With Intel’s new chipset and 4th generation processors almost upon us, you’ll find the eTeknix team working doubly hard to bring you the latest and greatest content before and during the launch, but this comes with its hiccups to say the least. With a constant new set of BIOS updates being handed to us almost daily, we are vigorously testing away, and trying to tease our readers with some visuals at the same time which is where we see ourselves today.
We wanted to show our readers a bit of an insight into some of the boards that we’re getting a chance to work with, and to talk about their features and aesthetics, while not breaking Intel NDA and getting the whip for being naughty. This is why we have a huge set of previews being released over the next coming days, showing you exactly that, while focussing mainly on the design and style among some features that are non-Intel related.

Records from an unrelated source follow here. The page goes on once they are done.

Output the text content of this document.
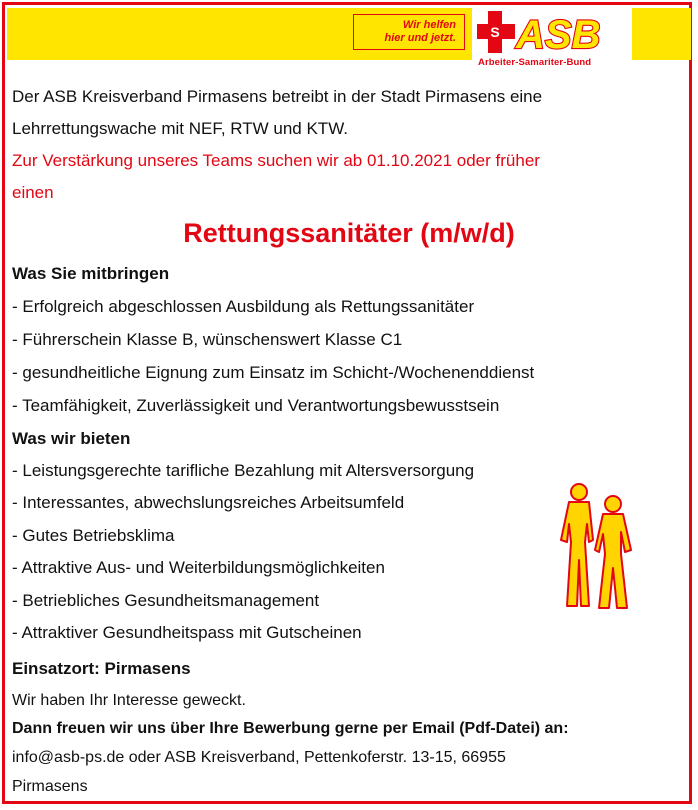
Wir helfen
hier und jetzt. S ASB
Arbeiter-Samariter-Bund
Der ASB Kreisverband Pirmasens betreibt in der Stadt Pirmasens eine
Lehrrettungswache mit NEF, RTW und KTW.
Zur Verstärkung unseres Teams suchen wir ab 01.10.2021 oder früher
einen
Rettungssanitäter (m/w/d)
Was Sie mitbringen
- Erfolgreich abgeschlossen Ausbildung als Rettungssanitäter
- Führerschein Klasse B, wünschenswert Klasse C1
- gesundheitliche Eignung zum Einsatz im Schicht-/Wochenenddienst
- Teamfähigkeit, Zuverlässigkeit und Verantwortungsbewusstsein
Was wir bieten
- Leistungsgerechte tarifliche Bezahlung mit Altersversorgung
- Interessantes, abwechslungsreiches Arbeitsumfeld
- Gutes Betriebsklima
- Attraktive Aus- und Weiterbildungsmöglichkeiten
- Betriebliches Gesundheitsmanagement
- Attraktiver Gesundheitspass mit Gutscheinen
Einsatzort: Pirmasens
Wir haben Ihr Interesse geweckt.
Dann freuen wir uns über Ihre Bewerbung gerne per Email (Pdf-Datei) an:
info@asb-ps.de oder ASB Kreisverband, Pettenkoferstr. 13-15, 66955
Pirmasens
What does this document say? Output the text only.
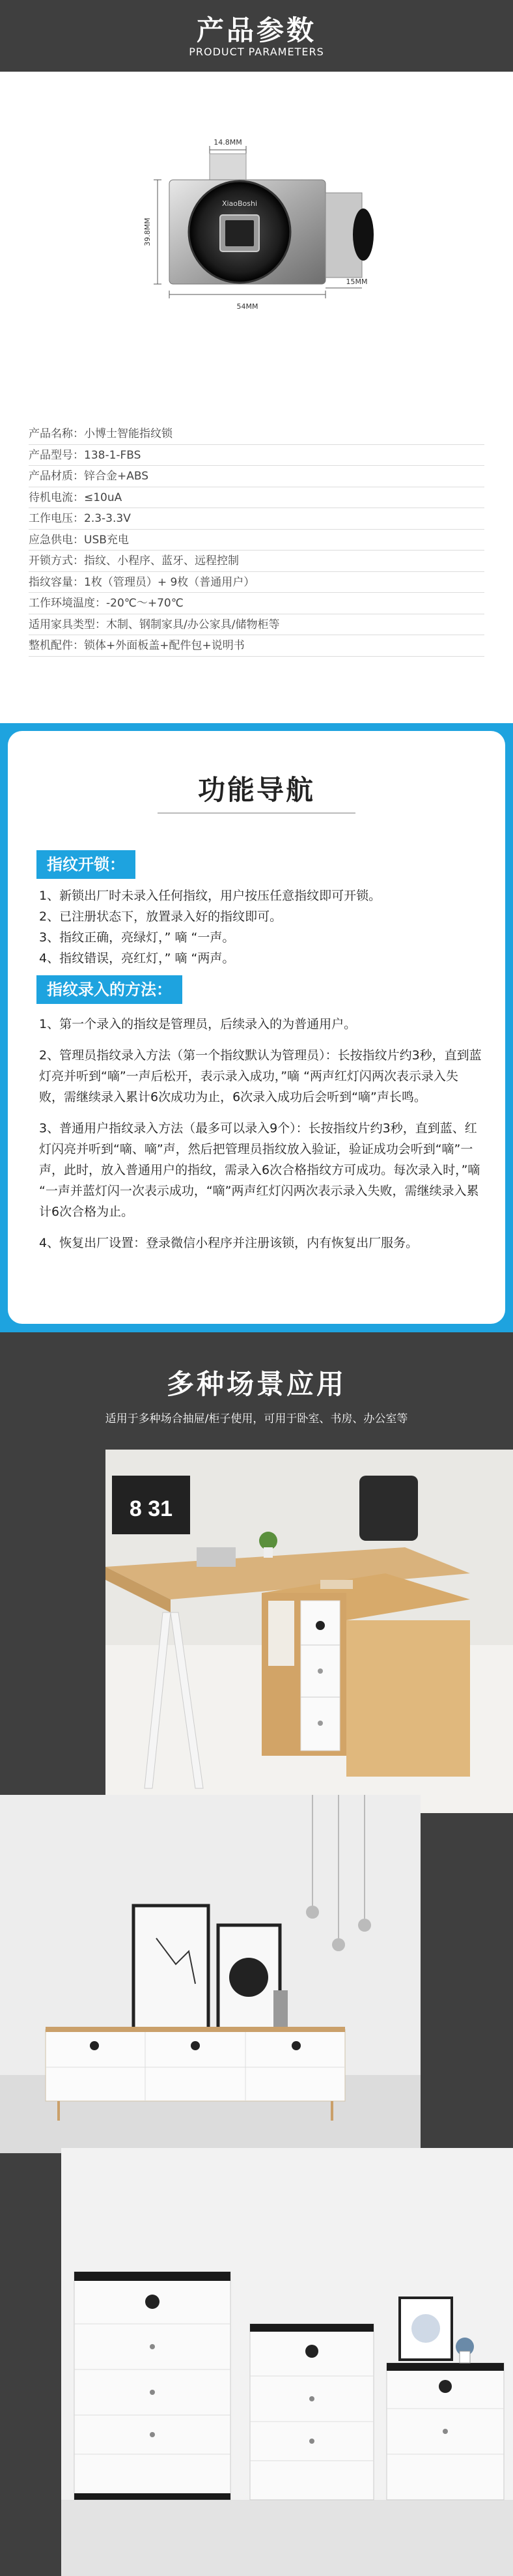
产品参数
PRODUCT PARAMETERS
14.8MM
XiaoBoshi
39.8MM
54MM
15MM
产品名称：小博士智能指纹锁
产品型号：138-1-FBS
产品材质：锌合金+ABS
待机电流：≤10uA
工作电压：2.3-3.3V
应急供电：USB充电
开锁方式：指纹、小程序、蓝牙、远程控制
指纹容量：1枚（管理员）+ 9枚（普通用户）
工作环境温度：-20℃～+70℃
适用家具类型：木制、钢制家具/办公家具/储物柜等
整机配件：锁体+外面板盖+配件包+说明书
功能导航
指纹开锁：

1、新锁出厂时未录入任何指纹，用户按压任意指纹即可开锁。

2、已注册状态下，放置录入好的指纹即可。

3、指纹正确，亮绿灯，” 嘀 “一声。

4、指纹错误，亮红灯，” 嘀 “两声。

指纹录入的方法：

1、第一个录入的指纹是管理员，后续录入的为普通用户。

2、管理员指纹录入方法（第一个指纹默认为管理员）：长按指纹片约3秒，直到蓝灯亮并听到“嘀”一声后松开，表示录入成功，”嘀 “两声红灯闪两次表示录入失败，需继续录入累计6次成功为止，6次录入成功后会听到“嘀”声长鸣。

3、普通用户指纹录入方法（最多可以录入9个）：长按指纹片约3秒，直到蓝、红灯闪亮并听到“嘀、嘀”声，然后把管理员指纹放入验证，验证成功会听到“嘀”一声，此时，放入普通用户的指纹，需录入6次合格指纹方可成功。每次录入时，”嘀 “一声并蓝灯闪一次表示成功，“嘀”两声红灯闪两次表示录入失败，需继续录入累计6次合格为止。

4、恢复出厂设置：登录微信小程序并注册该锁，内有恢复出厂服务。

多种场景应用
适用于多种场合抽屉/柜子使用，可用于卧室、书房、办公室等
8 31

Next up in the preview arena we find the Gigabyte G1.Sniper M5; a micro-ATX form factor motherboard which is set to pack a punch, like its predecessor did with the Z77 chipset. For those not wanting to skimp all out on the fully-fledged G1.Sniper 5, a micro-ATX board has been developed to give users the power and features of a true gaming board branded under the G1-Skiller series, without losing out on any of the beneficial traits that we expect within this range.
Following on from the G1.Sniper M3, we find the M5 keeping with the colour scheme and design of the Sniper range with a black PCB and green accented components ranging from the DIMM slots to the PCI-Express lanes, even to the heatsinks.Design wise, we see the same branding being used and from attending a MSI event in London, MSI plan to release more models within the MPOWER range, offering different price points depending on the users needs.
For a small form factor board, the M5 certainly isn’t lacking cooling potential with two heatsinks around the CPU socket area, providing sufficient cooling to those wishing to push the boundaries of the new 4th generation processors from Intel.
A small, low-profile heatsink covers over the new Intel chipset, while still allowing larger PCI-Express expansion cards room within your system. The G1-Killer branding is present here, showing you that this board means business.
For those wanting a full look around the board, checking out its design and feature list, we have produced a video preview just for you, where we take a close look at the board in a lot more detail, while trying not to give anything away in terms of benchmarks and performance.
I’ve always liked the G1-Killer range of boards, though never were a big fan of the bullets and other similar design ploys, but Gigabyte have clearly cleaned up their act and have gone down a more serious route with the G1.Sniper M5 and have opted for a simple yet effective design and have still managed to chuck on a load of features despite its micro-ATX form factor.
Now smaller components seem to be getting a lot of hype lately especially with small form factor chassis being released to the market like the BitFenix Prodigy among others, which opens up a huge pathway for mini-ITX and Micro-ATX boards, which finds the likes of Gigabyte producing more products for these markets, which is where we find the M5 suitably placed. The thing I honestly love from a personal point of view is that they still manage to include key features that we’re all used to such as improved audio, three PCI-Express x16 lanes, and overclocking technology that is generally found on higher-spec full ATX form factor products.
In summary, this is one of the boards that I’m most excited about, and that’s purely down to previous experience with the G1.Sniper M3 that seemed to keep wanting to push in terms of performance and overclockability and had no flaws whatsoever, while still maintaining a small footprint with thanks to its form factor. From a design point of view, the M5 is a personal favourite of mine and with a shiny green watercooling kit, we think modders are going to love the colour scheme and the form factor will allow for some really cool looking systems, so all we have to wait on now is to see if the performance matches this high quality of design that we’ve seen today.